The surgeon told me that it went “ok”. They were supposed to be putting bands around her pulmonary arteries and placing a stent in her patent ductus arteriosus (PDA). They were able to place the bands which stabilized her but her PDA was too small to fit the stent into. It meant that instead of recovering from surgery and then going home, our daughter would have to stay in the hospital and be continuously given a supply of prostaglandins until she was big enough and stable enough for the next surgery.

I was so relieved that she was stable and alive that I didn’t care about her having to stay in the hospital longer. Thanks to their care it went from ”she’ll probably die over the weekend” to “she’s full of life and we just have to wait for the next step”. It was like being given my daughter back. 

I was taken up to the CICU and told to wait there. They were getting her “settled” in her room. It meant they were sorting out lines, getting drugs running, and making sure she was stable. It took much longer than I thought it would. It ended up being a couple hours but I was finally allowed into her room. It wasn’t as intense as I had prepared myself for. Her chest had been closed and there was a dressing covering her incision area. She was calm but easily stirred. I had to keep my voice down or not speak at all because she would start fighting too hard and become unsteady. Same thing when I touched her. She was a feisty little thing and required heavy sedation. One of those kids who would start pulling on lines any chance she got even though she was so weak. But she was ok, she wasn’t barely hanging on to life anymore.

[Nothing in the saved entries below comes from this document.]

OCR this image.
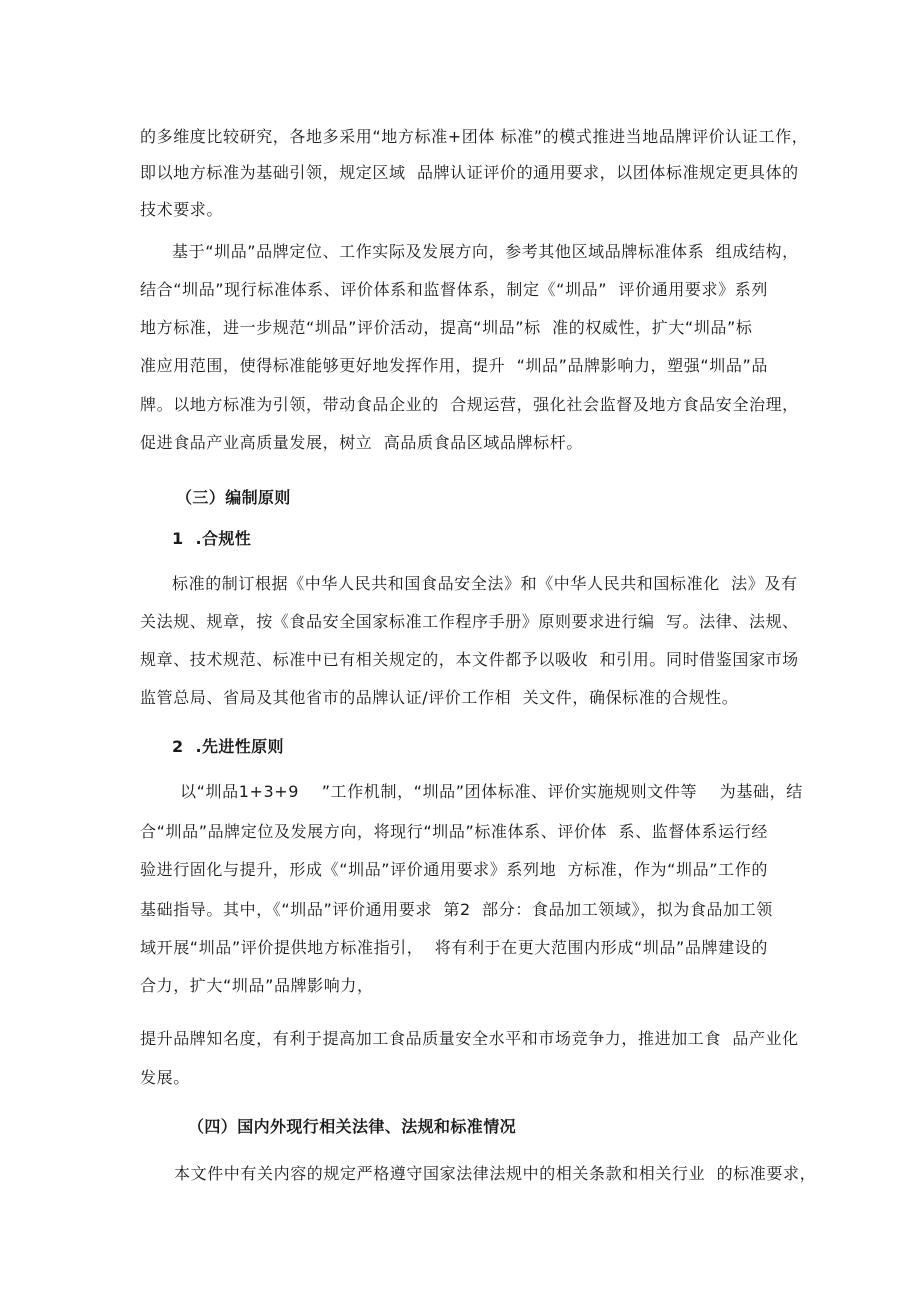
的多维度比较研究，各地多采用“地方标准+团体 标准”的模式推进当地品牌评价认证工作，
即以地方标准为基础引领，规定区域  品牌认证评价的通用要求，以团体标准规定更具体的
技术要求。
基于“圳品”品牌定位、工作实际及发展方向，参考其他区域品牌标准体系  组成结构，
结合“圳品”现行标准体系、评价体系和监督体系，制定《“圳品”  评价通用要求》系列
地方标准，进一步规范“圳品”评价活动，提高“圳品”标  准的权威性，扩大“圳品”标
准应用范围，使得标准能够更好地发挥作用，提升  “圳品”品牌影响力，塑强“圳品”品
牌。以地方标准为引领，带动食品企业的  合规运营，强化社会监督及地方食品安全治理，
促进食品产业高质量发展，树立  高品质食品区域品牌标杆。
（三）编制原则
1  .合规性
标准的制订根据《中华人民共和国食品安全法》和《中华人民共和国标准化  法》及有
关法规、规章，按《食品安全国家标准工作程序手册》原则要求进行编  写。法律、法规、
规章、技术规范、标准中已有相关规定的，本文件都予以吸收  和引用。同时借鉴国家市场
监管总局、省局及其他省市的品牌认证/评价工作相  关文件，确保标准的合规性。
2  .先进性原则
以“圳品1+3+9    ”工作机制，“圳品”团体标准、评价实施规则文件等    为基础，结
合“圳品”品牌定位及发展方向，将现行“圳品”标准体系、评价体  系、监督体系运行经
验进行固化与提升，形成《“圳品”评价通用要求》系列地  方标准，作为“圳品”工作的
基础指导。其中，《“圳品”评价通用要求  第2  部分：食品加工领域》，拟为食品加工领
域开展“圳品”评价提供地方标准指引，  将有利于在更大范围内形成“圳品”品牌建设的
合力，扩大“圳品”品牌影响力，
提升品牌知名度，有利于提高加工食品质量安全水平和市场竞争力，推进加工食  品产业化
发展。
（四）国内外现行相关法律、法规和标准情况
本文件中有关内容的规定严格遵守国家法律法规中的相关条款和相关行业  的标准要求，
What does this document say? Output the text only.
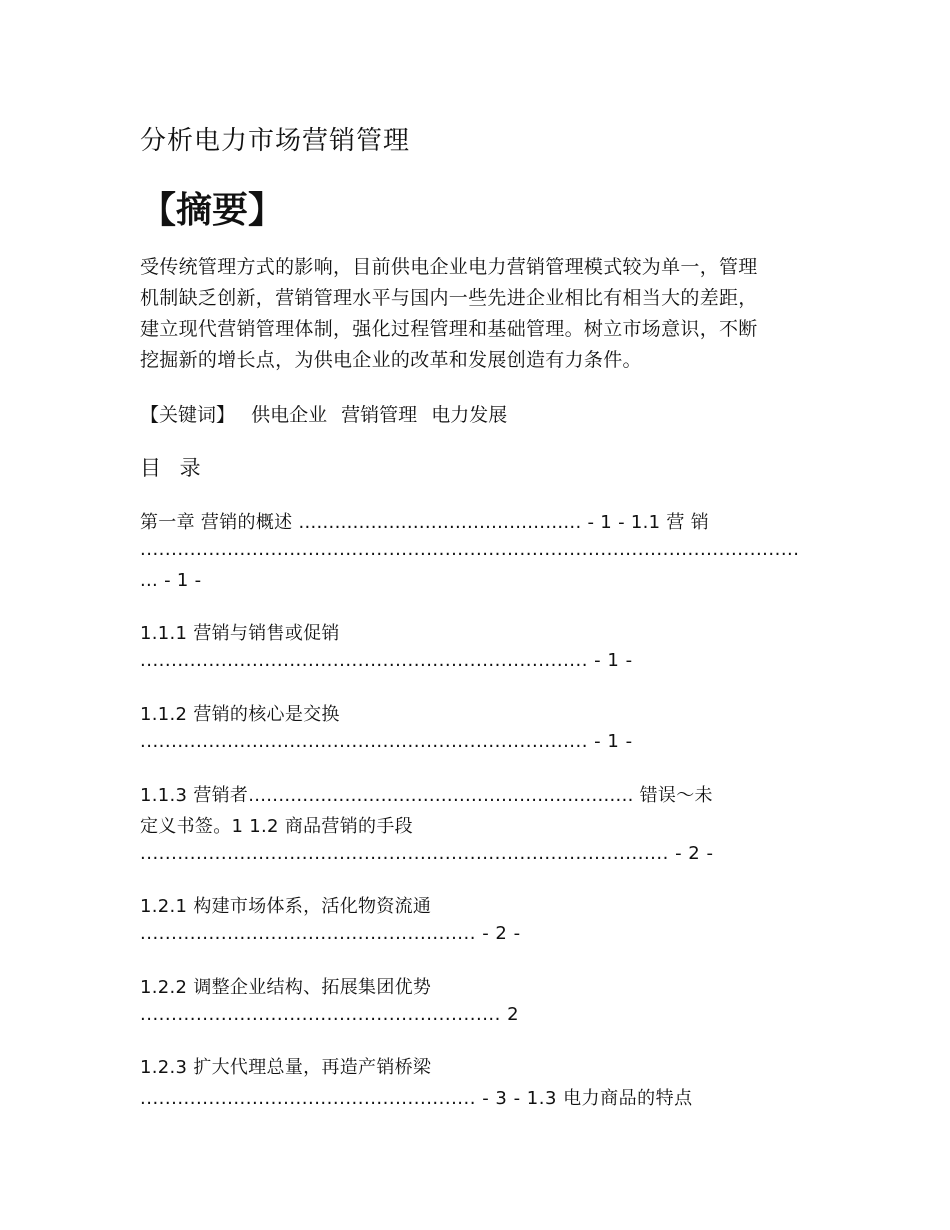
分析电力市场营销管理
【摘要】
受传统管理方式的影响，目前供电企业电力营销管理模式较为单一，管理
机制缺乏创新，营销管理水平与国内一些先进企业相比有相当大的差距，
建立现代营销管理体制，强化过程管理和基础管理。树立市场意识，不断
挖掘新的增长点，为供电企业的改革和发展创造有力条件。
【关键词】 供电企业 营销管理 电力发展
目 录
第一章 营销的概述 ............................................... - 1 - 1.1 营 销
..........................................................................................................
... - 1 -
1.1.1 营销与销售或促销
........................................................................ - 1 -
1.1.2 营销的核心是交换
........................................................................ - 1 -
1.1.3 营销者................................................................ 错误～未
定义书签。1 1.2 商品营销的手段
..................................................................................... - 2 -
1.2.1 构建市场体系，活化物资流通
...................................................... - 2 -
1.2.2 调整企业结构、拓展集团优势
.......................................................... 2
1.2.3 扩大代理总量，再造产销桥梁
...................................................... - 3 - 1.3 电力商品的特点
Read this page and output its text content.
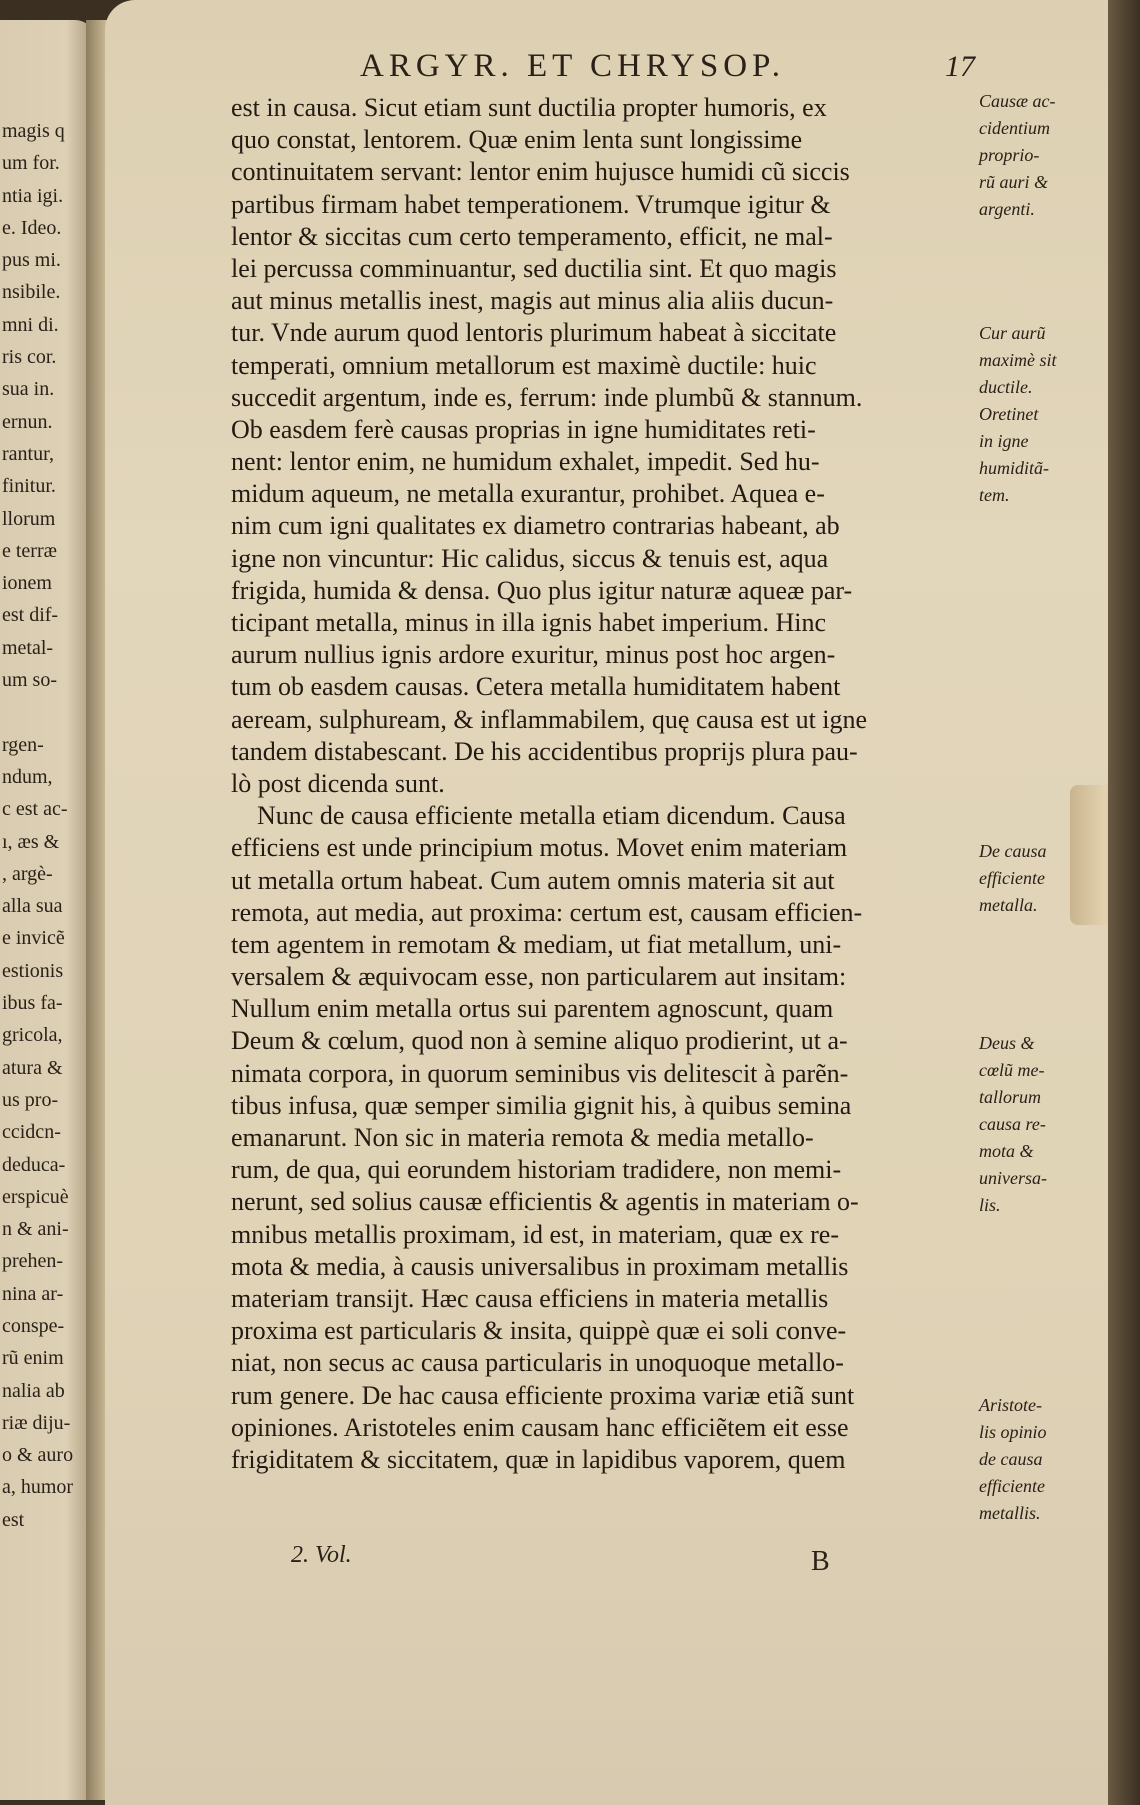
magis q
um for.
ntia igi.
e. Ideo.
pus mi.
nsibile.
mni di.
ris cor.
sua in.
ernun.
rantur,
finitur.
llorum
e terræ
ionem
est dif-
metal-
um so-

rgen-
ndum,
c est ac-
ı, æs &
, argè-
alla sua
e invicẽ
estionis
ibus fa-
gricola,
atura &
us pro-
ccidcn-
deduca-
erspicuè
n & ani-
prehen-
nina ar-
conspe-
rũ enim
nalia ab
riæ diju-
o & auro
a, humor
est
ARGYR. ET CHRYSOP.	17
est in causa. Sicut etiam sunt ductilia propter humoris, ex
quo constat, lentorem. Quæ enim lenta sunt longissime
continuitatem servant: lentor enim hujusce humidi cũ siccis
partibus firmam habet temperationem. Vtrumque igitur &
lentor & siccitas cum certo temperamento, efficit, ne mal-
lei percussa comminuantur, sed ductilia sint. Et quo magis
aut minus metallis inest, magis aut minus alia aliis ducun-
tur. Vnde aurum quod lentoris plurimum habeat à siccitate
temperati, omnium metallorum est maximè ductile: huic
succedit argentum, inde es, ferrum: inde plumbũ & stannum.
Ob easdem ferè causas proprias in igne humiditates reti-
nent: lentor enim, ne humidum exhalet, impedit. Sed hu-
midum aqueum, ne metalla exurantur, prohibet. Aquea e-
nim cum igni qualitates ex diametro contrarias habeant, ab
igne non vincuntur: Hic calidus, siccus & tenuis est, aqua
frigida, humida & densa. Quo plus igitur naturæ aqueæ par-
ticipant metalla, minus in illa ignis habet imperium. Hinc
aurum nullius ignis ardore exuritur, minus post hoc argen-
tum ob easdem causas. Cetera metalla humiditatem habent
aeream, sulphuream, & inflammabilem, quę causa est ut igne
tandem distabescant. De his accidentibus proprijs plura pau-
lò post dicenda sunt.
Nunc de causa efficiente metalla etiam dicendum. Causa
efficiens est unde principium motus. Movet enim materiam
ut metalla ortum habeat. Cum autem omnis materia sit aut
remota, aut media, aut proxima: certum est, causam efficien-
tem agentem in remotam & mediam, ut fiat metallum, uni-
versalem & æquivocam esse, non particularem aut insitam:
Nullum enim metalla ortus sui parentem agnoscunt, quam
Deum & cœlum, quod non à semine aliquo prodierint, ut a-
nimata corpora, in quorum seminibus vis delitescit à parẽn-
tibus infusa, quæ semper similia gignit his, à quibus semina
emanarunt. Non sic in materia remota & media metallo-
rum, de qua, qui eorundem historiam tradidere, non memi-
nerunt, sed solius causæ efficientis & agentis in materiam o-
mnibus metallis proximam, id est, in materiam, quæ ex re-
mota & media, à causis universalibus in proximam metallis
materiam transijt. Hæc causa efficiens in materia metallis
proxima est particularis & insita, quippè quæ ei soli conve-
niat, non secus ac causa particularis in unoquoque metallo-
rum genere. De hac causa efficiente proxima variæ etiã sunt
opiniones. Aristoteles enim causam hanc efficiẽtem eit esse
frigiditatem & siccitatem, quæ in lapidibus vaporem, quem
Causæ ac-
cidentium
proprio-
rũ auri &
argenti.
Cur aurũ
maximè sit
ductile.
Oretinet
in igne
humiditã-
tem.
De causa
efficiente
metalla.
Deus &
cœlũ me-
tallorum
causa re-
mota &
universa-
lis.
Aristote-
lis opinio
de causa
efficiente
metallis.
2. Vol.	B
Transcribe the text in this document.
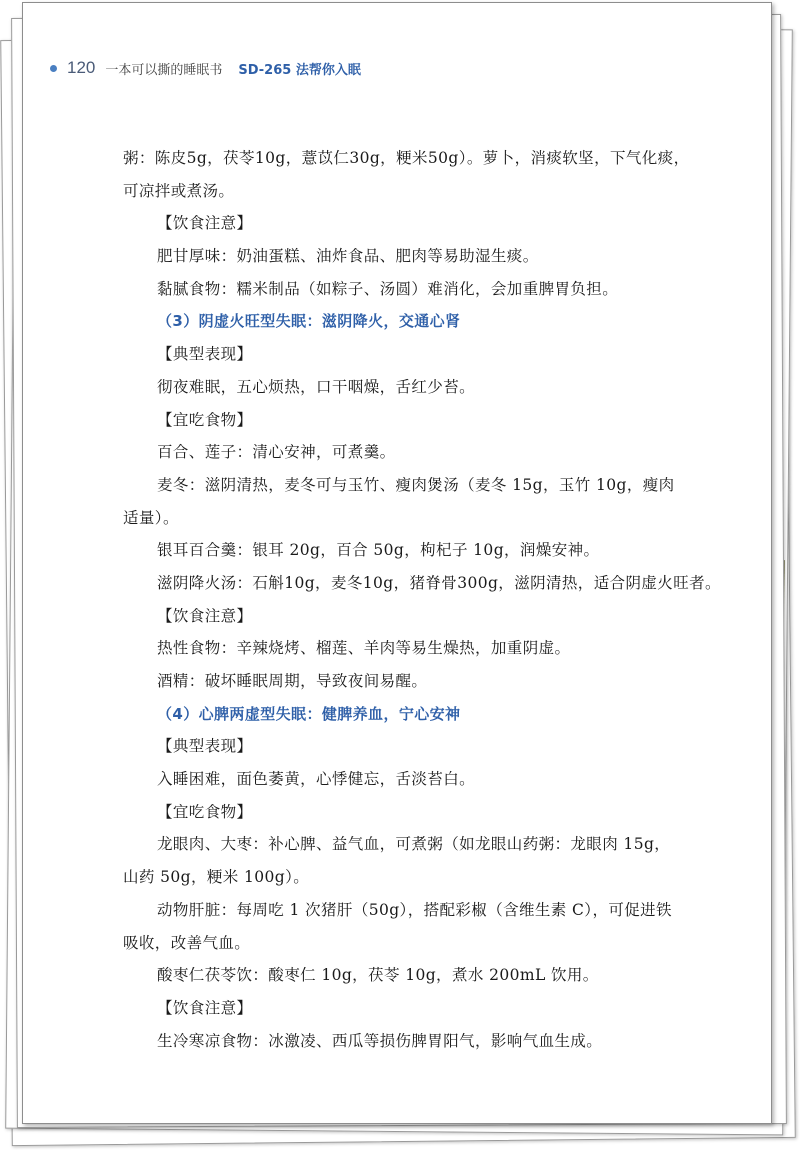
120 一本可以撕的睡眠书 SD-265 法帮你入眠
粥：陈皮5g，茯苓10g，薏苡仁30g，粳米50g）。萝卜，消痰软坚，下气化痰，
可凉拌或煮汤。
【饮食注意】
肥甘厚味：奶油蛋糕、油炸食品、肥肉等易助湿生痰。
黏腻食物：糯米制品（如粽子、汤圆）难消化，会加重脾胃负担。
（3）阴虚火旺型失眠：滋阴降火，交通心肾
【典型表现】
彻夜难眠，五心烦热，口干咽燥，舌红少苔。
【宜吃食物】
百合、莲子：清心安神，可煮羹。
麦冬：滋阴清热，麦冬可与玉竹、瘦肉煲汤（麦冬 15g，玉竹 10g，瘦肉
适量）。
银耳百合羹：银耳 20g，百合 50g，枸杞子 10g，润燥安神。
滋阴降火汤：石斛10g，麦冬10g，猪脊骨300g，滋阴清热，适合阴虚火旺者。
【饮食注意】
热性食物：辛辣烧烤、榴莲、羊肉等易生燥热，加重阴虚。
酒精：破坏睡眠周期，导致夜间易醒。
（4）心脾两虚型失眠：健脾养血，宁心安神
【典型表现】
入睡困难，面色萎黄，心悸健忘，舌淡苔白。
【宜吃食物】
龙眼肉、大枣：补心脾、益气血，可煮粥（如龙眼山药粥：龙眼肉 15g，
山药 50g，粳米 100g）。
动物肝脏：每周吃 1 次猪肝（50g），搭配彩椒（含维生素 C），可促进铁
吸收，改善气血。
酸枣仁茯苓饮：酸枣仁 10g，茯苓 10g，煮水 200mL 饮用。
【饮食注意】
生冷寒凉食物：冰激凌、西瓜等损伤脾胃阳气，影响气血生成。
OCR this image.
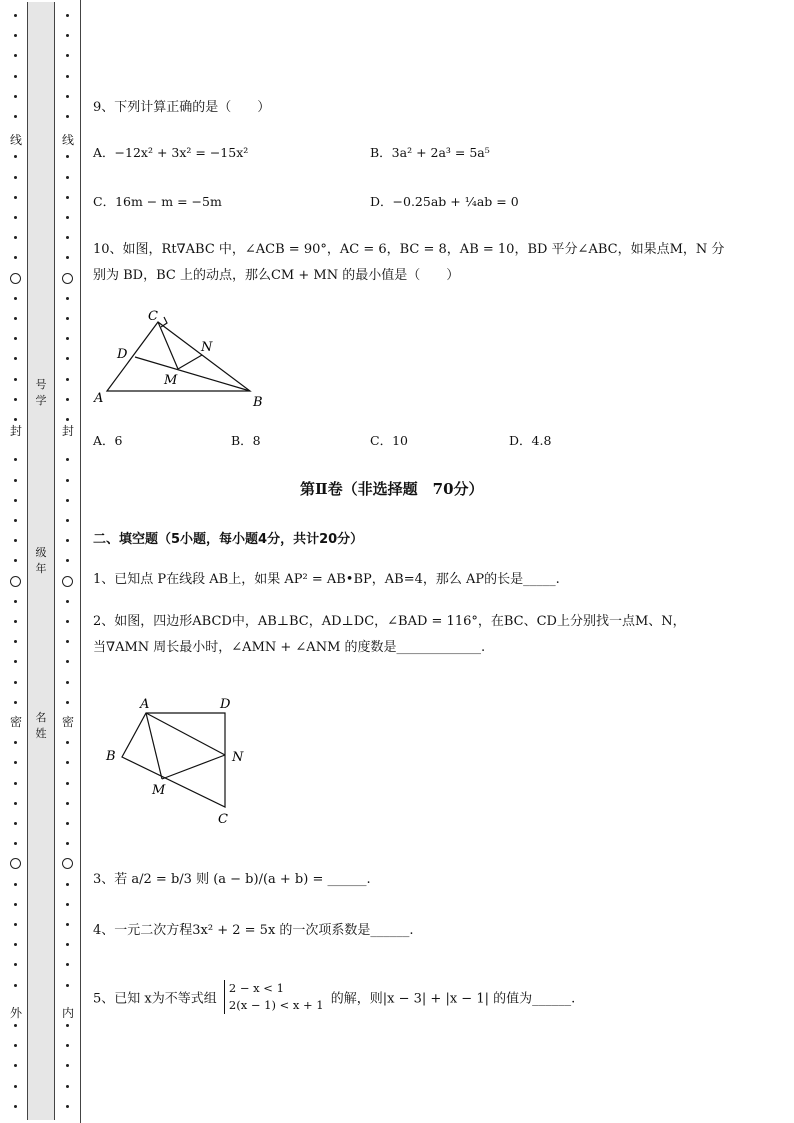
线
封
密
外
线
封
密
内
号学
级年
名姓
9、下列计算正确的是（　　）
A．−12x² + 3x² = −15x²	B．3a² + 2a³ = 5a⁵
C．16m − m = −5m	D．−0.25ab + ¼ab = 0
10、如图，Rt∇ABC 中，∠ACB = 90°，AC = 6，BC = 8，AB = 10，BD 平分∠ABC，如果点M，N 分
别为 BD，BC 上的动点，那么CM + MN 的最小值是（　　）
C
D	N
M
A	B
A．6	B．8	C．10	D．4.8
第Ⅱ卷（非选择题　70分）
二、填空题（5小题，每小题4分，共计20分）
1、已知点 P在线段 AB上，如果 AP² = AB•BP，AB=4，那么 AP的长是_____.
2、如图，四边形ABCD中，AB⊥BC，AD⊥DC，∠BAD = 116°，在BC、CD上分别找一点M、N，
当∇AMN 周长最小时，∠AMN + ∠ANM 的度数是_____________.
A	D
B	N
M
C
3、若 a/2 = b/3 则 (a − b)/(a + b) = ______.
4、一元二次方程3x² + 2 = 5x 的一次项系数是______.
5、已知 x为不等式组
2 − x < 1
2(x − 1) < x + 1 的解，则|x − 3| + |x − 1| 的值为______.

Baby girl after her surgery. Tube in her mouth is her intubation. Bright red tube exiting from under the dressing on her chest is called a “chest tube” and lets extra blood and fluids drain out so that pressure doesn’t build in the chest cavity. Various other lines allow for nutrition, medication, and blood to be given. Sensors are also in her and on her that check things like blood pressure, heart rate, oxygen saturation, and temperature. She also had pads placed as a precaution on the sides of her chest in case they needed to shock her if her heart stopped.

It was a long, hard day spent in the cold hospital but my daughter was doing just fine and my faith and hope were unwavering.